Dalla PCR ad alta sensibilità alle strategie terapeutiche: l’infiammazione come target del rischio residuo
Le malattie cardiovascolari non sono più interpretate esclusivamente come conseguenza dell’accumulo lipidico, ma come espressione di un processo cronico infiammatorio che coinvolge l’intera parete vascolare.

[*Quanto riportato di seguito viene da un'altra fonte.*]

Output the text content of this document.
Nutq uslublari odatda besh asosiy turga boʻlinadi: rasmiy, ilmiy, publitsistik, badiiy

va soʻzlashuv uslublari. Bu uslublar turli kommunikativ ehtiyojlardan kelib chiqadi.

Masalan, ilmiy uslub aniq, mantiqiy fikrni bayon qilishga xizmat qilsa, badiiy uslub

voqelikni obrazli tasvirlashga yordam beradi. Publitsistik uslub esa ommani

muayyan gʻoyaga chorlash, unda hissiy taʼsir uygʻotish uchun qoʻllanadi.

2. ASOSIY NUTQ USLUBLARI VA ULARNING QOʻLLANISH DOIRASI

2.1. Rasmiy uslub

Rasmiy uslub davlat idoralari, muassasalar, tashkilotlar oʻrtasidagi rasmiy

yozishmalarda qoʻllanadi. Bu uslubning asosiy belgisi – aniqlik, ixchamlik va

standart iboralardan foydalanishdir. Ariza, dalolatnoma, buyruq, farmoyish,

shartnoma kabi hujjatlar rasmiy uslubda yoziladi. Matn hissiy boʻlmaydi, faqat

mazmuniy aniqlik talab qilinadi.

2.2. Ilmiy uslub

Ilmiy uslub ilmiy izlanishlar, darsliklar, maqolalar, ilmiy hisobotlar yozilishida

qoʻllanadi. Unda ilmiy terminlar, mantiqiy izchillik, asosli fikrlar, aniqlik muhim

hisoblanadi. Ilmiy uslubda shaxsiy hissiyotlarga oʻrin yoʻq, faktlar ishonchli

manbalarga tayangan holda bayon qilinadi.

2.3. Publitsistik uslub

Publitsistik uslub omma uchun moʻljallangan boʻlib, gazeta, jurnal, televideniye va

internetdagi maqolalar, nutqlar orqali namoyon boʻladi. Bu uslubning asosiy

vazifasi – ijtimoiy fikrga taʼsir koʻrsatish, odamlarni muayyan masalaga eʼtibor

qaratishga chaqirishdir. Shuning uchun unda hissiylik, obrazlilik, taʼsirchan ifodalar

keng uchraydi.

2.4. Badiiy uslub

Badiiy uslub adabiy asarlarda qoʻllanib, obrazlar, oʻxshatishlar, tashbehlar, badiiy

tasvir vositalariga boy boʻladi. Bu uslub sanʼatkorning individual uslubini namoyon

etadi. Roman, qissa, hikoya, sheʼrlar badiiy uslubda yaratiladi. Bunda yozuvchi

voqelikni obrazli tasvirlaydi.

Questo cambio di paradigma ha aperto alla possibilità di identificare nuovi biomarcatori e target terapeutici, con l’obiettivo di ridurre il cosiddetto rischio cardiovascolare residuo.
Infiammazione sistemica e rischio cardiovascolare
L’infiammazione gioca un ruolo centrale in tutte le fasi dell’aterogenesi, dalla disfunzione endoteliale alla rottura di placca. In questo contesto, la proteina C reattiva ad alta sensibilità (hs-CRP) è emersa come uno dei biomarcatori più studiati nella stratificazione del rischio cardiovascolare.
Numerosi studi hanno dimostrato che livelli elevati di hs-CRP sono associati a un incremento indipendente del rischio di eventi cardiovascolari, anche in pazienti con valori lipidici nella norma. Questo supporta il concetto di rischio residuo infiammatorio, non completamente spiegato dal solo controllo del colesterolo LDL.
Biomarcatori emergenti e targeting dell’infiammazione
Accanto alla hs-CRP, sono stati identificati ulteriori marcatori infiammatori coinvolti nella patogenesi cardiovascolare, tra cui interleuchina-6 (IL-6), fibrinogeno e mieloperossidasi. Questi biomarcatori riflettono diversi livelli dell’attivazione immuno-infiammatoria e dello stress ossidativo vascolare.
Il pathway dell’IL-6 ha assunto particolare rilevanza alla luce delle evidenze cliniche emerse negli ultimi anni, che hanno dimostrato come la modulazione selettiva dell’infiammazione possa ridurre il rischio cardiovascolare indipendentemente dai livelli lipidici. In questo contesto, il trial CANTOS ha rappresentato una svolta, dimostrando che l’inibizione dell’IL-1β è associata a una riduzione degli eventi cardiovascolari maggiori.
Tuttavia, nella pratica clinica l’utilizzo di biomarcatori infiammatori diversi dalla hs-CRP resta limitato, e le strategie anti-infiammatorie specifiche non sono ancora entrate nella gestione routinaria del rischio cardiovascolare.
Implicazioni per la pratica clinica
Per il clinico, l’integrazione dei biomarcatori infiammatori nella stratificazione del rischio rappresenta ancora una sfida. Le linee guida attuali non raccomandano l’uso routinario della hs-CRP per guidare le decisioni terapeutiche, ma ne riconoscono il valore prognostico in specifici contesti clinici.
Le evidenze più recenti suggeriscono tuttavia una possibile evoluzione verso modelli di rischio più complessi, che integrino componenti lipidiche, metaboliche e infiammatorie. In questo scenario, la gestione del paziente cardiovascolare si sta progressivamente spostando da un approccio centrato esclusivamente sul LDL a una visione più ampia del rischio residuo.